Dans l’introduction de ce traité, Sédillot écrit que : « les opérations chirurgicales constituent dans leur ensemble une science distincte, nommés par Sabatier Médecine opératoire, et liée par des rapports nombreux et intimes avec les autres branches de l’art de guérir. On ne saurait, en effet, considérer aujourd’hui une opération comme un acte isolé, et purement mécanique, car celui qui la pratique doit connaitre les causes qui la redent nécessaire, les méthodes et les procédés qui en permettent et en règlent l’exécution, et les moyens thérapeutiques qui en assurent le succès.

Le chirurgien vraiment digne de ce titre doit donc posséder une réunion de mérites qui peuvent seuls le placer au premier rang de la profession.

Il faut qu’il soit fort, actif et adroit, fécond en ressources, persuasif, d’une fermeté inébranlable, exercé à résoudre les problèmes les plus difficiles de la séméiologie, car son diagnostic est souvent une question de vie ou de mort ; familiarisé avec la marche des maladies , afin de ne pas pratiquer une opération que l’emploi de moyens de traitement plus rationnels eût fait éviter, et de n’en pas différer ;également versé dans l’étude de l’anatomie normale et de l’anatomie pathologique, soit pour agir sur des tissus sains, soit pour se guider au milieu des altérations de forme, de volume, de consistance, de texture et de coloration, qui sont survenus.
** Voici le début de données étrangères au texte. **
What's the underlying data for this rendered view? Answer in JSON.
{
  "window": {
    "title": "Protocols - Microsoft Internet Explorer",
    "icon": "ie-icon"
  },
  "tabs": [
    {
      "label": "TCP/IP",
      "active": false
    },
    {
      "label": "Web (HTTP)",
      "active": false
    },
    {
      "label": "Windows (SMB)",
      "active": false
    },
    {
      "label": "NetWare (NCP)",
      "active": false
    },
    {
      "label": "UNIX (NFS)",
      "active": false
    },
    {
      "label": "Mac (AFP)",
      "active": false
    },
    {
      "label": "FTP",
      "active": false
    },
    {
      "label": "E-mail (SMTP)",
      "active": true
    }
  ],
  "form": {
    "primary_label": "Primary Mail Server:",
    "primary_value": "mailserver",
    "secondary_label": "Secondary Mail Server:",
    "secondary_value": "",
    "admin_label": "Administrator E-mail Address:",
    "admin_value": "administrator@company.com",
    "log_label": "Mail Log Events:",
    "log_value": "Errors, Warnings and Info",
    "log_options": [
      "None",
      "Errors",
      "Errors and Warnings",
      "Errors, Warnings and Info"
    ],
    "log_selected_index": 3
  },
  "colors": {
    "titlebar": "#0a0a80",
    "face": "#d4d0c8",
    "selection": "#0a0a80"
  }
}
Il faut que sa mémoire lui rappelle tous les exemples et toutes les indications de la science dans un cas donné ; qu’il choisisse les méthodes et les procédés opératoires les plus convenables ; qu’il interroge l’état constitutionnel du malade ; qu’il sache les influences des saisons, des épidémies, des affections régnantes , des localités ; qu’il règle la disposition des aides , des appareils et de la lumière ; qu’il prévoie les accidents et soit prêt à y remédier ; et lorsqu’ie l’opération sera terminée, il devra joindre à la patience, à la douceur, à la dextérité nécessaire pour l’application des appareils , des bandages et des pansements , la sagacité médicale la plus exercée , pour deviner , prévenir et combattre la maladies intercurrentes , qui pourraient compromettre les guérison définitive, et qui sont d’autant plus redoutables que le blessé est plus affaibli, plus apte à les contracter, et qu’elles revêtent presque toujours alors une forme latente.
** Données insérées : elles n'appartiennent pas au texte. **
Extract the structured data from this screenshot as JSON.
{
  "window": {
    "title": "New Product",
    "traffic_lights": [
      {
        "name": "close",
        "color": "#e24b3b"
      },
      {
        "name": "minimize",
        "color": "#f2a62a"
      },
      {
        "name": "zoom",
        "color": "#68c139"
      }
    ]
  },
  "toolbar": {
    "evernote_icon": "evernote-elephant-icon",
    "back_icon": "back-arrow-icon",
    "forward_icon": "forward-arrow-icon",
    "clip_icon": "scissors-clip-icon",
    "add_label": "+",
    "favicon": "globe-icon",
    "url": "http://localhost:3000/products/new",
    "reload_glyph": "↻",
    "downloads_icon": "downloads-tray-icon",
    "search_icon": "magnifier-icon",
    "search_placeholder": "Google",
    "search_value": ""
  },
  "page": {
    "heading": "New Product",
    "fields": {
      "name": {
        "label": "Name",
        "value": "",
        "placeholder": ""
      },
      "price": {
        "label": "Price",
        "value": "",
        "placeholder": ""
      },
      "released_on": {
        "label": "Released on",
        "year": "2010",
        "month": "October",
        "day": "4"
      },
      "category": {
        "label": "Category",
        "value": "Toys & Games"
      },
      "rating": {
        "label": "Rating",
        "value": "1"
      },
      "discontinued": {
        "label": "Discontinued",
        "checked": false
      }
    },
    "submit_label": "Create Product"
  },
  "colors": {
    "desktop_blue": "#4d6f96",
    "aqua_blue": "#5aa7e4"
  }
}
La science qui exige de ceux qui s’y adonnent d’aussi rares qualités, doit avoir accompli d’immenses progrès…

Les causes qui ont contribué à placer la médecine opératoire au premier rang de l’art son assez nombreuse. Elles sont pour un chirurgien les meilleures sources d’instruction et d’expérience…
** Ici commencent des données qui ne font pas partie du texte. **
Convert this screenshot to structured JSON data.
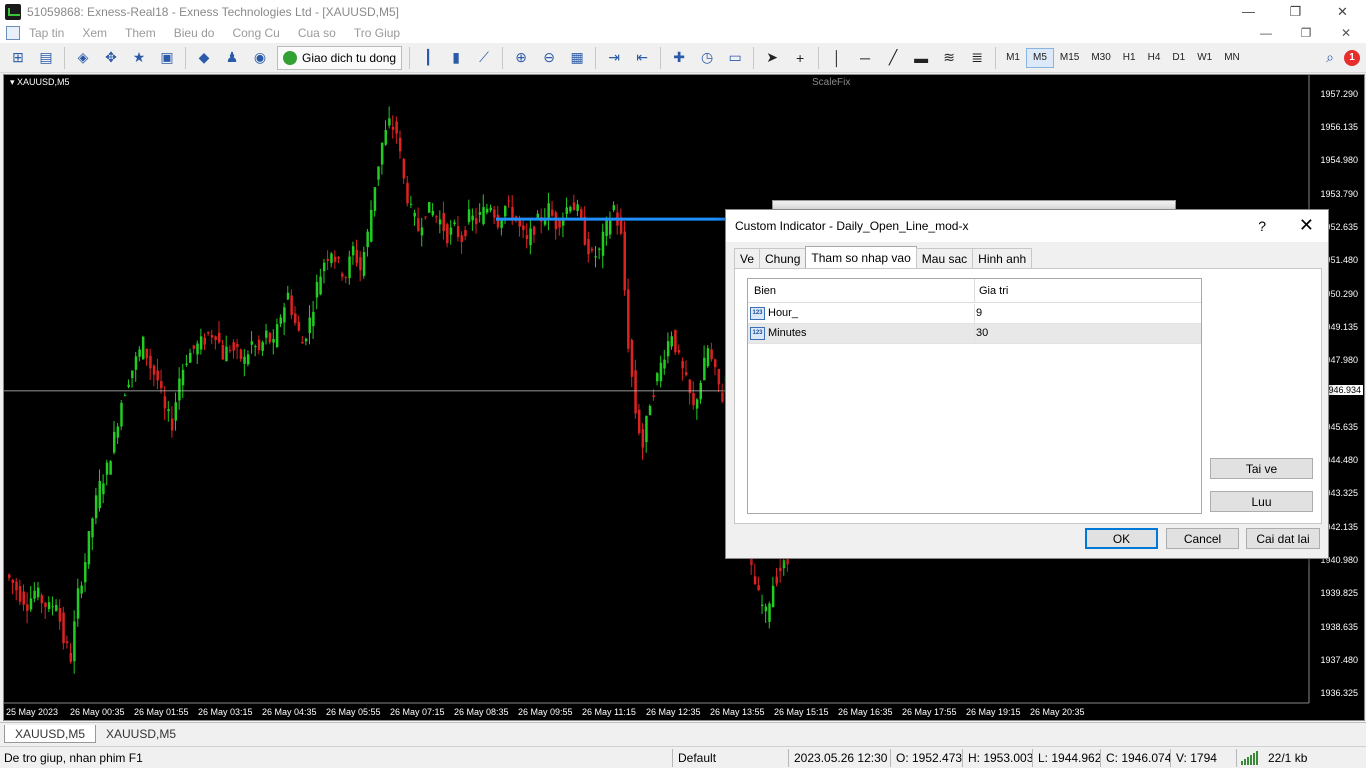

L’anatomie normale est tellement indispensable à la médecine opératoire, qu’on ne saurait trop répéter que sans son secours, il n’y a pas de chirurgie possible, mais seulement de la mécanique et de l’empirisme. Tous les vrais chirurgiens sont nécessairement des anatomistes exercés…

L’étude de l’anatomie pathologique, complétant l’anatomie normale et l’anatomie chirurgicale, vit encore ajouter à la certitude et aux ressources de la médecine opératoire… La pratique des opérations sur le cadavre, devenue d’un usage général, a aussi doté l’art de procédés nombreux, appliqué plus tard avec succès au traitement de l’homme vivant. Enfin les expériences directes tentées sur les animaux ont également servi la médecine opératoire. Telles sont les principales cause des progrès de la médecine opératoire, et cette science s’enrichie de nouvelle découvertes par le génie des chirurgiens...

(1) De l’influence des découvertes de Pasteur sur les progrès de la chirurgie (Note à l’Académie des Sciences, 11 mars 1878; Comptes rendus).
(2) Traité de médecine opératoire, bandages et appareils. Ed Baillière, 1839.